コハクは小物入れから細長い“何か”を取り出した。
袋を破ると、樹脂製のキャップを被った白い棒。
形状は針のない注射器に似ている。先が丸いのが特徴的だ。

「力まないで、じっとしててね」

コハクは親指と中指で棒を持ち、キャップごとヒスイの膣口へ挿し込んだ。

「!!ひ・・・あんッ!!!」

ツププププ・・・一定の深さまで挿入し、手を止める。

「あぅ・・・ッ・・・!!」

セックスの続きなのかと、背中を反らして困惑するヒスイ。

「よしよし、すぐに済むからね〜・・・」

コハクは、いつもの調子でヒスイをあやしながら、逆側の先端を人差し指で押した。

「!!!あ・・・んんッ・・・!!!なんかはいって・・・あッ!!」

ヒスイの膣内で、キャップの先端が割れ、そこからひとまわり小さな棒が射出された。
しっかりと膣奥に詰まる・・・新感覚。
不快ではない。

「おに・・・ちゃ、これ・・・なに???」

ヒスイの膣口から空キャップを抜き、コハクは爽やかな笑顔で答えた。

「タ○ポン、だよ」
「タ○ポン???」
(なにそれ・・・大人のオモチャ???)

初めて聞く名称だが、効果は絶大で。

「わ・・・血止まったよ!?」

一本、紐が垂れているのが気になるが、とにかくこれでひと安心だ。

「動いても平気?」

と、ヒスイ。
頷くコハクの前を、裸のまま歩く。

(ああ・・・可愛いなぁ・・・)

紐が出ているところがまた、ラブリーに思える。

「ヒスイ、おいで。

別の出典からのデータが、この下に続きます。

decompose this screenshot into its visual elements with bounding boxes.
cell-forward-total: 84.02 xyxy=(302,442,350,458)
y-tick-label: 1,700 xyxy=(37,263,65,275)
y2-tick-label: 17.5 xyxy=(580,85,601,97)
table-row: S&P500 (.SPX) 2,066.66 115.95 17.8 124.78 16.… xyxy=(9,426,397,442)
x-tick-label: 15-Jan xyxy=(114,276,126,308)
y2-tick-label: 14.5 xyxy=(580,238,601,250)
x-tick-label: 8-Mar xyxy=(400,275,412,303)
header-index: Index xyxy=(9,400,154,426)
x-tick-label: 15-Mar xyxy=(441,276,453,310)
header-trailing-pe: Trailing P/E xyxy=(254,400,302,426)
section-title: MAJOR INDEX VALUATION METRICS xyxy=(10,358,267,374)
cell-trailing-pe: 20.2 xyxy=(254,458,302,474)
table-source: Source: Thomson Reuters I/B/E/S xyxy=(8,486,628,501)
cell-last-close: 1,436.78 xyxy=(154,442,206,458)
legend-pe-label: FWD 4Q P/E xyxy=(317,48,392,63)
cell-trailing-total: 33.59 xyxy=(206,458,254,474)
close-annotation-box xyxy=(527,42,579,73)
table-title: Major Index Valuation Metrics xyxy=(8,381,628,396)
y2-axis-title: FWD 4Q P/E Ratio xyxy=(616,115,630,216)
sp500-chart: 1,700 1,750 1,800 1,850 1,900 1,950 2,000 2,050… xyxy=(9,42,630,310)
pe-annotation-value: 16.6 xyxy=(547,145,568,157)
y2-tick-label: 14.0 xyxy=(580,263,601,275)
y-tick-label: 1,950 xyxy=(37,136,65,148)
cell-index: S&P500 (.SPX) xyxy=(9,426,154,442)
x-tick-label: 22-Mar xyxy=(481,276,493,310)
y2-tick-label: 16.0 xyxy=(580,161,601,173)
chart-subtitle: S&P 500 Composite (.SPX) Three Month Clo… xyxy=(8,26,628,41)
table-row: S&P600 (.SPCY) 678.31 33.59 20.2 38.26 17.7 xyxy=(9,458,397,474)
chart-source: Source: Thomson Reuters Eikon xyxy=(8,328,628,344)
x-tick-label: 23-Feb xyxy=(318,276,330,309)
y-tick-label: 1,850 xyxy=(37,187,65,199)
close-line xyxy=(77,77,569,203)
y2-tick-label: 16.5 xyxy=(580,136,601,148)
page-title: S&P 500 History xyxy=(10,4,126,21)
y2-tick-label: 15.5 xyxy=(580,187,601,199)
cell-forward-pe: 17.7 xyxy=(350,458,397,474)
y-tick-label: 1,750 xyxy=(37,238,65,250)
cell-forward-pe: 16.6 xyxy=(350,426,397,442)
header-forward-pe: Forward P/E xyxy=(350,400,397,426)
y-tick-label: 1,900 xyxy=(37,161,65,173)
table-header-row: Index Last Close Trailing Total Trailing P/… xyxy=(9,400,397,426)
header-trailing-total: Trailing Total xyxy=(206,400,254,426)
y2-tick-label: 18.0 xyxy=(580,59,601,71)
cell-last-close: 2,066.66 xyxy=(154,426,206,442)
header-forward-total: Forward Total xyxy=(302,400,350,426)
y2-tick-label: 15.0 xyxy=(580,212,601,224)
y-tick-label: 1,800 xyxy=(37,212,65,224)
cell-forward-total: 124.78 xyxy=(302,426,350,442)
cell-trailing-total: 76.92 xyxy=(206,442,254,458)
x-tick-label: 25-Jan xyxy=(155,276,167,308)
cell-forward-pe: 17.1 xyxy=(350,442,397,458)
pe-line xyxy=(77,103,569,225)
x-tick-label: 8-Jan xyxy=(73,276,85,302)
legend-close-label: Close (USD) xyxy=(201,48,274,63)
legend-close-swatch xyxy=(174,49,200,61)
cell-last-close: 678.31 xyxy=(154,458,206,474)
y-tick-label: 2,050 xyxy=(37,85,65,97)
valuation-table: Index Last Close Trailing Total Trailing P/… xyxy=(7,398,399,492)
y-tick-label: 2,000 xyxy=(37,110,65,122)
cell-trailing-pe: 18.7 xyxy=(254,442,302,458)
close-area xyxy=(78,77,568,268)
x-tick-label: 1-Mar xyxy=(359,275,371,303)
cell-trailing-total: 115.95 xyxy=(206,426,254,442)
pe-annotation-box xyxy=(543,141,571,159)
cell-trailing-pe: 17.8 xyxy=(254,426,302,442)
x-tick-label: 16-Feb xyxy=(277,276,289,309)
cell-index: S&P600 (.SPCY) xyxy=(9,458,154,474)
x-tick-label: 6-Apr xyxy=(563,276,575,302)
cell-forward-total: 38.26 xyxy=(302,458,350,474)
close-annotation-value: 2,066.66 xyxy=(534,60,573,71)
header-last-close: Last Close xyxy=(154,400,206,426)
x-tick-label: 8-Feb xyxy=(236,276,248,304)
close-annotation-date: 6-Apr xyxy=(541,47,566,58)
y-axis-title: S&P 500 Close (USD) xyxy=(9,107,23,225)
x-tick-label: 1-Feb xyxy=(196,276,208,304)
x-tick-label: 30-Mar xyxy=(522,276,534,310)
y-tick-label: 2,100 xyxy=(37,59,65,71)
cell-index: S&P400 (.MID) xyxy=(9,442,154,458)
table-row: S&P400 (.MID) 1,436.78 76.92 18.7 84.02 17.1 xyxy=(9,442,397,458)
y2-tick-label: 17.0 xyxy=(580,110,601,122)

冷やすのは良くないから、そろそろパンツ穿こうね」
「うんっ!!」

呼ばれて駆け寄るヒスイ。
コハクにドロワーズを穿かせて貰ってから、抱っこでベッドへ向かう。
下腹が少し重く・・・なんだかとても眠い。

「今夜は、お赤飯炊こうね」

と、コハク。

「お赤飯???なんで???」
「人間界ではそういう風習があるらしいんだ。とてもおめでたいことだから」
「へ〜・・・でも・・・」

ベッドの上。
ヒスイは珍しく畏まって言った。